Several months after paper went up on the windows in the former space selling “exquisite jewelry”, OBAO opened last week selling a mix of Vietnamese and Thai dishes that they mercifully didn’t fuse together. There’s a steam table with Thai standards and most of the Vietnamese fare is out of the ML price range. The prices are a bit high for a place that looks like a bit more downscale, but if you’re willing to toe the $10 line you’re probably going to be pretty satisfied with your lunch here.

There’s a lunch special that’s restricted to steam table Thai and you can get up to three items for $8.50, $10 or $11 respectively although at the moment they’re doing sort of an opening special where two items are $8.50. I believe this is happening until Nov. 15, but I may have misheard the man who was handing out menus.

Other options include noodle soups, wok items like pad thai, vermicelli and BBQ along with a bunch of appetizers. Unfortunately the meal options are all more than $10 except the noodle soups so once the weather gets mind-numbingly cold you can look forward to some pho or tom yum.

Since most people seemed to be getting the lunch special I did the same, but a co-luncher and their co-worker tried a couple of the BBQ dishes for variety. There are about six dishes over rice to choose from for the lunch special including one that’s vegetarian. The rest are standard Thai curries with either chicken or beef, and basil chicken.

The basil chicken was the clear winner of the two and I was impressed both by the hint of spiciness to the dish and also that they used dark meat chicken which helps a lot when the meats sitting in a steam table. The panang beef was pretty good but the green bean to meat ratio was highly skewed. Also, I wish they would have put some of the rice under each dish instead of making me eat all of the chicken to soak up the curry sauce from the beef.
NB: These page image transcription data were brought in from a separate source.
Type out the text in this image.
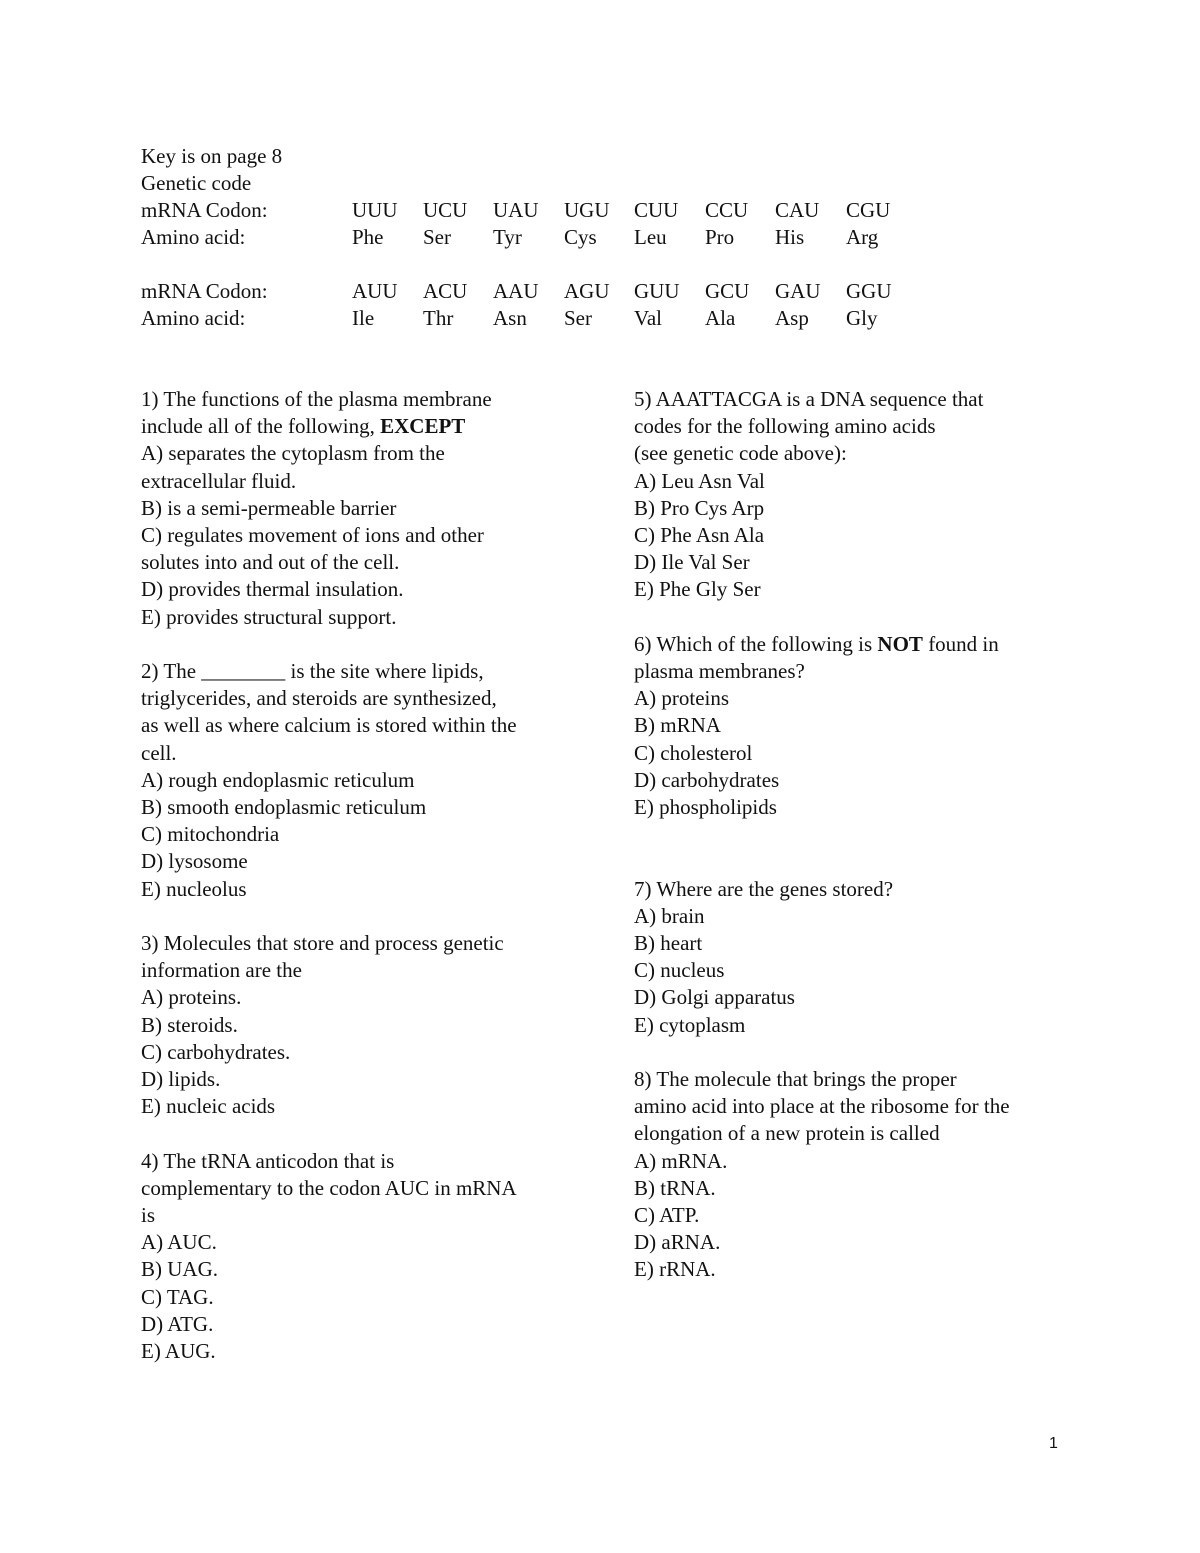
Key is on page 8
Genetic code
mRNA Codon:	UUU UCU UAU UGU CUU CCU CAU CGU
Amino acid:	Phe Ser Tyr Cys Leu Pro His Arg
mRNA Codon:	AUU ACU AAU AGU GUU GCU GAU GGU
Amino acid:	Ile Thr Asn Ser Val Ala Asp Gly
1) The functions of the plasma membrane
include all of the following, EXCEPT
A) separates the cytoplasm from the
extracellular fluid.
B) is a semi-permeable barrier
C) regulates movement of ions and other
solutes into and out of the cell.
D) provides thermal insulation.
E) provides structural support.
2) The ________ is the site where lipids,
triglycerides, and steroids are synthesized,
as well as where calcium is stored within the
cell.
A) rough endoplasmic reticulum
B) smooth endoplasmic reticulum
C) mitochondria
D) lysosome
E) nucleolus
3) Molecules that store and process genetic
information are the
A) proteins.
B) steroids.
C) carbohydrates.
D) lipids.
E) nucleic acids
4) The tRNA anticodon that is
complementary to the codon AUC in mRNA
is
A) AUC.
B) UAG.
C) TAG.
D) ATG.
E) AUG.
5) AAATTACGA is a DNA sequence that
codes for the following amino acids
(see genetic code above):
A) Leu Asn Val
B) Pro Cys Arp
C) Phe Asn Ala
D) Ile Val Ser
E) Phe Gly Ser
6) Which of the following is NOT found in
plasma membranes?
A) proteins
B) mRNA
C) cholesterol
D) carbohydrates
E) phospholipids
7) Where are the genes stored?
A) brain
B) heart
C) nucleus
D) Golgi apparatus
E) cytoplasm
8) The molecule that brings the proper
amino acid into place at the ribosome for the
elongation of a new protein is called
A) mRNA.
B) tRNA.
C) ATP.
D) aRNA.
E) rRNA.
1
My co-luncher was nice enough to send along their thoughts on the Vietnamese pork chop ($12) and Bangkok chicken platter ($14). Here’s what they had to say on the pork chop:

The pork chop was OK. Not a ton of meat, and overcooked. The knife in the cutlery baggie wore down to the nubs cutting it. Regardless, the flavors were nice -had green onions and fried garlic on top, over rice, which was fine. An oddish salad on the side.

And here’s the scoop on that expensive poultry:

The bangkok chicken platter was good, but could have used more spice. They forgot the papaya salad (read, kinks) so my friend was bummed out about that.

They both look pretty good, but if I’m going over the $10 mark, you’d better give me my papaya salad!

The restaurant set up is kind of strange and many people seemed confused that you don’t order until you get to the cash register, but that’s how it works. Also, there’s caramelized pork belly on the menu for $9 for all you fatty meat fiends out there. I’m going to refrain from giving OBAO a +/- for now since they just opened, but it’s nice to have a new southeast Asian option in the lower Financial District.